Con los procedimientos escritos y probados
La recuperación y la sustitución de firmantes se documentan y se ensayan durante el proyecto. Una copia de seguridad que nunca se ha restaurado no es una copia de seguridad.
FAQ
Preguntas frecuentes
¿Custodia propia o delegada?
Depende de cuánto riesgo operativo puedas asumir y de qué autonomía necesites. Lo habitual es combinar las dos: un proveedor regulado para el grueso de los fondos y una wallet propia con límites para la operativa diaria. Lo que no funciona es decidirlo sin haber definido antes quién firma y con qué aprobaciones.
¿Necesito autorización para custodiar activos digitales?

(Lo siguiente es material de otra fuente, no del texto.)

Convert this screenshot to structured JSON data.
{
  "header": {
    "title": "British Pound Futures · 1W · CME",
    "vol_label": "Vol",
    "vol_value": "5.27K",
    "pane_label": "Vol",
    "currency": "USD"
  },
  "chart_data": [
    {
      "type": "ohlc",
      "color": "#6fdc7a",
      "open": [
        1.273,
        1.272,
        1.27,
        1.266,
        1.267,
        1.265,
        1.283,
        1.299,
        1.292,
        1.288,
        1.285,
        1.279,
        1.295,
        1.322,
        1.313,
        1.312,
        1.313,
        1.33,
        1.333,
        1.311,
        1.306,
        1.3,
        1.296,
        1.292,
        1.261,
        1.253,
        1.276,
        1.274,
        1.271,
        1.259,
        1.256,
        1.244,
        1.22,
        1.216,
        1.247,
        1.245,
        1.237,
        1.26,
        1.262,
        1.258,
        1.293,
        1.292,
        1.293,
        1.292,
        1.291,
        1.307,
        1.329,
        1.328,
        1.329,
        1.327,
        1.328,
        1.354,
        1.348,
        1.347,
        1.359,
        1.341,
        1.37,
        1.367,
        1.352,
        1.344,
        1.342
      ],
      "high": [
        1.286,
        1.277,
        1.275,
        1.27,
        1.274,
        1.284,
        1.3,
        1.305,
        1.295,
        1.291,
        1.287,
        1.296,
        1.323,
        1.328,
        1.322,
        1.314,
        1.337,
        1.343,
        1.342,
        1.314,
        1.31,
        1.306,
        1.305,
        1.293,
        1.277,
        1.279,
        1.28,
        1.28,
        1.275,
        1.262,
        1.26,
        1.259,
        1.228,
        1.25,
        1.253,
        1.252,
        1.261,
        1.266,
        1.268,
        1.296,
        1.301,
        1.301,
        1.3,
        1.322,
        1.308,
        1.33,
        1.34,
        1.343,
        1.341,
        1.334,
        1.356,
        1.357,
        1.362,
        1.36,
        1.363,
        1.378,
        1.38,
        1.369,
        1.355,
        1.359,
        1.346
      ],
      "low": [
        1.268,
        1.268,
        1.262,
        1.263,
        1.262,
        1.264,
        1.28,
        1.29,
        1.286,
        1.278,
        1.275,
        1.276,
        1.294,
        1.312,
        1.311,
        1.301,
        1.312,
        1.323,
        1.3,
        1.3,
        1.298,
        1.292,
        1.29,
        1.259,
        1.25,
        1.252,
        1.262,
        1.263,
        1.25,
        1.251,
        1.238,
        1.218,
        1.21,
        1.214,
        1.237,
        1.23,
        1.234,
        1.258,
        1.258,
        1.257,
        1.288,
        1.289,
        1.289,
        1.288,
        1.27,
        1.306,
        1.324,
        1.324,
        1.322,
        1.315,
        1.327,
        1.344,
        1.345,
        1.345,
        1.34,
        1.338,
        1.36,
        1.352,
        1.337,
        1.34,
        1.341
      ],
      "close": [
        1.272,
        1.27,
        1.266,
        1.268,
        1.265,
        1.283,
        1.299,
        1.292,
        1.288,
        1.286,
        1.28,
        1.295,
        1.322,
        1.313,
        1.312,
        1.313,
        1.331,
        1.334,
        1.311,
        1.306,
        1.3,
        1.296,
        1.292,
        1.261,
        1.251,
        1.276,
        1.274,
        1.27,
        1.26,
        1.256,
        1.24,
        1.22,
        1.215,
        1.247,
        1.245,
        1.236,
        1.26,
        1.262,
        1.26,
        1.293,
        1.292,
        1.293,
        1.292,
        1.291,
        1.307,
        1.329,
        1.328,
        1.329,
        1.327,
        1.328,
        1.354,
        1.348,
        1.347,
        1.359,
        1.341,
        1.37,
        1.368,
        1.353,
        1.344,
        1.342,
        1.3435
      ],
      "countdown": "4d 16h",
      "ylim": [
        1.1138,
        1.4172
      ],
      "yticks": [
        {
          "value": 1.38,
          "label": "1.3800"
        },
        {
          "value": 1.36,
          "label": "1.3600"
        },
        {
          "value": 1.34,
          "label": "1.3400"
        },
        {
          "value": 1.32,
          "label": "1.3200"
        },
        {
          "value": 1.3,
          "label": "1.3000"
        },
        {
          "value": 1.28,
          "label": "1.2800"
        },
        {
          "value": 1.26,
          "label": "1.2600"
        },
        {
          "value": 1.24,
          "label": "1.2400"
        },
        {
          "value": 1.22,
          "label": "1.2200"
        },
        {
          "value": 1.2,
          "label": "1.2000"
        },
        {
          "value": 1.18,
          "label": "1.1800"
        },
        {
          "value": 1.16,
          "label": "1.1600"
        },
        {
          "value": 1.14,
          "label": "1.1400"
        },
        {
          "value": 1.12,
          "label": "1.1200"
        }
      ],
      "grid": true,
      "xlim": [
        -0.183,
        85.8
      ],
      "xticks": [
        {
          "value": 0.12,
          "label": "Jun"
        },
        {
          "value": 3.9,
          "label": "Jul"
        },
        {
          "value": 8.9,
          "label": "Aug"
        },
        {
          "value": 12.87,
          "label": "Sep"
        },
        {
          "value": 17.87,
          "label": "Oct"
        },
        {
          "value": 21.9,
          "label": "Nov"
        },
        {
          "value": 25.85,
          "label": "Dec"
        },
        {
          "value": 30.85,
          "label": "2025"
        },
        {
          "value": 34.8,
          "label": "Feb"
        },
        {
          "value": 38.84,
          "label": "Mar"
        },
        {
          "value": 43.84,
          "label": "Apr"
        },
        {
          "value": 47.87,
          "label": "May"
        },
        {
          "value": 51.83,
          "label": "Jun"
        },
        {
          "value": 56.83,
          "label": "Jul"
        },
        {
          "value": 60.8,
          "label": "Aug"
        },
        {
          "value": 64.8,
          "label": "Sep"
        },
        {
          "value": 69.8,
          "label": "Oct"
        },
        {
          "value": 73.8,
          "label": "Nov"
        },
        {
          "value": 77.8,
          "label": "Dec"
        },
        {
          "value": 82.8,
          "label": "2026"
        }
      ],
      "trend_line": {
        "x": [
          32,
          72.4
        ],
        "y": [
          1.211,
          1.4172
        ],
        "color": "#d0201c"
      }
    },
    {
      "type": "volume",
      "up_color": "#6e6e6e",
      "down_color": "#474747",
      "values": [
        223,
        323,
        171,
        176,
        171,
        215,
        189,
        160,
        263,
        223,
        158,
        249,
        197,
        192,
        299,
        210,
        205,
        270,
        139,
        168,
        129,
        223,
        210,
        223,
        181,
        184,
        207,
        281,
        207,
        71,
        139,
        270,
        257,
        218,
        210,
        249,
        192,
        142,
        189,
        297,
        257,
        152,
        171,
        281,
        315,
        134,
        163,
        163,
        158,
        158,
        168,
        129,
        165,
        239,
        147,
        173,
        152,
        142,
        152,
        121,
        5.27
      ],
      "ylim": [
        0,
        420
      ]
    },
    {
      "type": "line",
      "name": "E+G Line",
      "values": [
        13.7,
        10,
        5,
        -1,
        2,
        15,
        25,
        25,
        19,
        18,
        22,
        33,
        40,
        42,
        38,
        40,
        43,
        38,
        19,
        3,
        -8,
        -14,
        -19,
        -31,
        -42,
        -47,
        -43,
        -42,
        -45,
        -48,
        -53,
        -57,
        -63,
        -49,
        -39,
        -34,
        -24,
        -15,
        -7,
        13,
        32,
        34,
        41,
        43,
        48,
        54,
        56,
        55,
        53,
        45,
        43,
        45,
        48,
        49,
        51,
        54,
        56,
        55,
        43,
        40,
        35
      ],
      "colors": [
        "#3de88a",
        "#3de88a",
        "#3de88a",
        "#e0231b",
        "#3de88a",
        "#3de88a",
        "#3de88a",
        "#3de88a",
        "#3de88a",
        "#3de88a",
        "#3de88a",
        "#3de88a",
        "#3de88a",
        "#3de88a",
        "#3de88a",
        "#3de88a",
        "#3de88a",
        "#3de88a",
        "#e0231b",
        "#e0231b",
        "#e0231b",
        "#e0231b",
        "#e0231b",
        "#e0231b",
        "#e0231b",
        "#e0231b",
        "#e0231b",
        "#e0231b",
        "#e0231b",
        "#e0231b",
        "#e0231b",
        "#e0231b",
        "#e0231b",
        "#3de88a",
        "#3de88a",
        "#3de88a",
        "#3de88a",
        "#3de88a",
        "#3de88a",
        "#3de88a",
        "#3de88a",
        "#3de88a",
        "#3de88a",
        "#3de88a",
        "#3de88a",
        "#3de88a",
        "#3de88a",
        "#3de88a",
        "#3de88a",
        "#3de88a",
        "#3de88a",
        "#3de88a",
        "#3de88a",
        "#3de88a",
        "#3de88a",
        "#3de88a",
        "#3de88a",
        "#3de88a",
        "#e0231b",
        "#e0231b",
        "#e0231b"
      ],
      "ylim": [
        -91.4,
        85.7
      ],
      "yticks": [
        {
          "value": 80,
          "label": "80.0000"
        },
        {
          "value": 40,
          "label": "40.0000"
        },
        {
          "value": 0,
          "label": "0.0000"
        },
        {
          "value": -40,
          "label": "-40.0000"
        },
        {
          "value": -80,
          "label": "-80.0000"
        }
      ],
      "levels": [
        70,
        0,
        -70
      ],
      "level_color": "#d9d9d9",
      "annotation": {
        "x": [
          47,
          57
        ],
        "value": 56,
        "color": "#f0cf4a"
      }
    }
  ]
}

Guardar los activos propios de tu empresa no requiere autorización. Custodiarlos por cuenta de terceros sí: en la Unión Europea es un servicio sobre criptoactivos sujeto al Reglamento MiCA y exige estar autorizado como proveedor. La frontera está en de quién son los activos, no en la tecnología que uses.
¿Se puede integrar con los sistemas que ya usamos?
Sí, y normalmente es el motivo del proyecto. Los movimientos deben aparecer en la contabilidad con su referencia y su aprobación, y las peticiones deben poder lanzarse desde donde ya trabaja el equipo. Esa capa de integración suele ser la mayor parte del desarrollo.